Passengers with disabilities

However, the complication comes where the CDC mask mandate intersects with the legal rights of airline passengers with qualifying disabilities. The CDC order refers to 'persons with disabilities' as defined in the Americans with Disabilities Act. Air carriers, however, are subject to the more exacting standards of the Air Carrier Access Act (49 US Code Section 41705), as implemented through regulations issued by the Department of Transportation (DOT) in 14 Code of Federal Regulations Part 382.

The DOT has long been zealous in enforcing the rights of people with disabilities. In general, air carriers must make reasonable accommodation for passengers with disabilities. Unsurprisingly, carriers have had to contend with passengers claiming that they should be exempted from the rule on the grounds of a claimed medical problem. Carriers believe that most of these claims are spurious and, in any event, that they are unable to make the necessary determination when passengers are about to be boarded.

Thus, air carriers must walk a fine line between complying with the broad CDC and TSA mandates and accommodating passengers with a disability that prevents them from wearing a mask. To guide carriers, on 5 February 2021 the DOT Office of Aviation Consumer Protection issued a notice of enforcement policy which describes the factors which it will consider when deciding how to enforce these potentially conflicting obligations.

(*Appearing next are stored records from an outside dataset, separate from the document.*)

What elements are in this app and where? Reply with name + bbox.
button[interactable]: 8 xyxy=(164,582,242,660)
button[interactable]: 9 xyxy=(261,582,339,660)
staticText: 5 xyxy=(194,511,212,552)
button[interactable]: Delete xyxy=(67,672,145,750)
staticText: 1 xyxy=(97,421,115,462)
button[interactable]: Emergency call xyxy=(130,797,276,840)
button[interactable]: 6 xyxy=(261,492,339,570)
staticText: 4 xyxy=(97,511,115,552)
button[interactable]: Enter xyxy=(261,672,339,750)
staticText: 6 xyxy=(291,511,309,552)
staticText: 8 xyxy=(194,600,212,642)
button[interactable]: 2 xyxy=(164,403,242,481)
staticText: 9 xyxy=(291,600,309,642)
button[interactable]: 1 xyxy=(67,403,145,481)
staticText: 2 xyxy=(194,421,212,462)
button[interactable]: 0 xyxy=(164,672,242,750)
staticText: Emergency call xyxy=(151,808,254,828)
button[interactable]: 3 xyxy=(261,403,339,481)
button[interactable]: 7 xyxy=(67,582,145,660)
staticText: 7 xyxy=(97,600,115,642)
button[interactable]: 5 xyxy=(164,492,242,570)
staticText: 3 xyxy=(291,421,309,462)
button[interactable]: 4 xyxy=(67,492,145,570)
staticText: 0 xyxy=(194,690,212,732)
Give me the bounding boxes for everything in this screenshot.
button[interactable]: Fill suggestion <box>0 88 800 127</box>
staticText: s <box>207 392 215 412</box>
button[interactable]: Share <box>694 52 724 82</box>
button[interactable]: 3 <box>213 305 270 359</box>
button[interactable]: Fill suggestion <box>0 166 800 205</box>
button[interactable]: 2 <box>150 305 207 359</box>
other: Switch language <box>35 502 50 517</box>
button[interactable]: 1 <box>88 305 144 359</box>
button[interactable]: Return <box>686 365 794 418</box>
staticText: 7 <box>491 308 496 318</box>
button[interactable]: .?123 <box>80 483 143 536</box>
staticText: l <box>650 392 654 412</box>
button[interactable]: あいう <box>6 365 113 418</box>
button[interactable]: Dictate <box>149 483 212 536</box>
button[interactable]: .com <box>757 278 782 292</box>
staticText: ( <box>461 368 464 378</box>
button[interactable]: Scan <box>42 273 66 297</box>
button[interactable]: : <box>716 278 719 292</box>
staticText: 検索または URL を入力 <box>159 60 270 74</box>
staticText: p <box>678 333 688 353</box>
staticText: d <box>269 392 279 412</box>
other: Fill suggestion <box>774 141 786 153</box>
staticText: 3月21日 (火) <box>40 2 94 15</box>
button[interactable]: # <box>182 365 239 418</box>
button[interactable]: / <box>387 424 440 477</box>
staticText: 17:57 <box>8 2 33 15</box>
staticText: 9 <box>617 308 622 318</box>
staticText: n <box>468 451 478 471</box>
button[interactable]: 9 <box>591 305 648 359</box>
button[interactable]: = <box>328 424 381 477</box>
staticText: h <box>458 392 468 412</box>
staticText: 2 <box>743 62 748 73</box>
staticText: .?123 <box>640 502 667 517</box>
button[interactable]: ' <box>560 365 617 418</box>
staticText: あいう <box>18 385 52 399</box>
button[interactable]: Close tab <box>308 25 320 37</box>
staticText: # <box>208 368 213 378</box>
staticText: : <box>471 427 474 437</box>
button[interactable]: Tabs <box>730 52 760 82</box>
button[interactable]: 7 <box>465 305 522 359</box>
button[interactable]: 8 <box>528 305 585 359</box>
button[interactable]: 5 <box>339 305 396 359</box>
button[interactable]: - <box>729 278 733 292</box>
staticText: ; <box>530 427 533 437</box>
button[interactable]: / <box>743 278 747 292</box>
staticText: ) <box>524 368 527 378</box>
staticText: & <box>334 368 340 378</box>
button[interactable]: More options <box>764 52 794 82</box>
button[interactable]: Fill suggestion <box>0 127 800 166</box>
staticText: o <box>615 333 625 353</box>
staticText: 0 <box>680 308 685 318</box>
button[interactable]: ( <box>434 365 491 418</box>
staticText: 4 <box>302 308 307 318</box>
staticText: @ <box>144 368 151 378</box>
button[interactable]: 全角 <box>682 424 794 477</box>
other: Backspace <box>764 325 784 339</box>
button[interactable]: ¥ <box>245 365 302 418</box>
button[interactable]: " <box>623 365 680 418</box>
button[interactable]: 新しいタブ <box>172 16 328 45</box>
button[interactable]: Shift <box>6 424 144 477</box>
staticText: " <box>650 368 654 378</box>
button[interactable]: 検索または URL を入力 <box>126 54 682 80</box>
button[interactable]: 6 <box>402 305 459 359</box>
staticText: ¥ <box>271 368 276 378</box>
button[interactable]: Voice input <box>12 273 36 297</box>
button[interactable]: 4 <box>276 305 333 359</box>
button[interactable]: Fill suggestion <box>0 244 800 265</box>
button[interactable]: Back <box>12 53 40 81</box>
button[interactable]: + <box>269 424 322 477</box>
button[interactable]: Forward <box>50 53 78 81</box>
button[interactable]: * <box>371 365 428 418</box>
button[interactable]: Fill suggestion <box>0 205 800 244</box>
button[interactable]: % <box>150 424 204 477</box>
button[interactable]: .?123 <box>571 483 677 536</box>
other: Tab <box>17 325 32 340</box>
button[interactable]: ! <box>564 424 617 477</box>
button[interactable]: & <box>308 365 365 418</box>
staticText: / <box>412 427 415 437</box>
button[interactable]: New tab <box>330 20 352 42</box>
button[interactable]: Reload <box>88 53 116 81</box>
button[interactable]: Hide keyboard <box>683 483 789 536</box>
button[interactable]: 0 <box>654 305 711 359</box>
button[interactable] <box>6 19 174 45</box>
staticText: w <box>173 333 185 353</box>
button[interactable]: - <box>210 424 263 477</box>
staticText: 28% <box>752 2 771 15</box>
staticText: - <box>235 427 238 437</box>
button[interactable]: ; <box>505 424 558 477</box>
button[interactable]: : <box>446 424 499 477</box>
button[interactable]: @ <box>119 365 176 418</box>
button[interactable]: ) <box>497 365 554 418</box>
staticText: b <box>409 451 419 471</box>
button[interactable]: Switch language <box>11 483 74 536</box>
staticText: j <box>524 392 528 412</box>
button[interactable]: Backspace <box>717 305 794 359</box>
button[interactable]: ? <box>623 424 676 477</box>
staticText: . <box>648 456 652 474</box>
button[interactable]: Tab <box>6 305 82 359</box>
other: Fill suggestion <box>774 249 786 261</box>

The notice states that some carriers have adopted 'no exceptions' mask rules. These run contrary to the DOT's advice, as some passengers may have legitimate disability-based reasons for not wearing a mask. At the same time, carriers are properly concerned that any unmasked passengers may pose a risk of infection to other passengers. The DOT notice guides airlines in determining whether to carry a passenger, even if that passenger has a legitimate disability-based reason for not wearing a mask. The DOT's guidance aligns with that provided in the CDC and TSA directives, even though those directives did not account for the more stringent requirements of the Air Carrier Access Act.

The DOT has noted that:

Part 382 allows an airline to refuse to provide air transportation to an individual whom the airline determines presents a disability-related safety risk, provided that the airline can demonstrate that the individual would pose a 'direct threat' to the health or safety of others onboard the aircraft, and that a less restrictive option is not feasible.(1)

A 'direct threat' is defined as "a significant risk to the health or safety of others that cannot be eliminated by a modification of policies, practices, or procedures, or by the provision of auxiliary aids or services".

The DOT notice states that passengers who request an exemption from the CDC order may be required to do so "in advance". Airlines may require them to:

check in early and to agree to undergo the required individualized assessment a reasonable period in advance of the scheduled flight, provided that the process is completed on the day of travel.

Airlines may also require passengers to undergo a COVID-19 test (at the passenger's expense) and show a negative result. Other mitigation efforts may include arranging for them to sit in a less crowded section of the plane or fly at a time when flights or airports are less crowded.

These determinations must be "individualized" in accordance with Part 382. It would not be permitted, for example, for carriers to decline exemptions to entire categories of disabilities or adopt a 'no exceptions' policy.

The DOT has indicated that it will refrain from enforcement actions against airlines on account of their masking policies until 22 March 2021, as a matter of prosecutorial discretion. Carriers should take advantage of this delay to review their policies and practices.


(1) See 14 Code of Federal Regulations Section 382.19(c).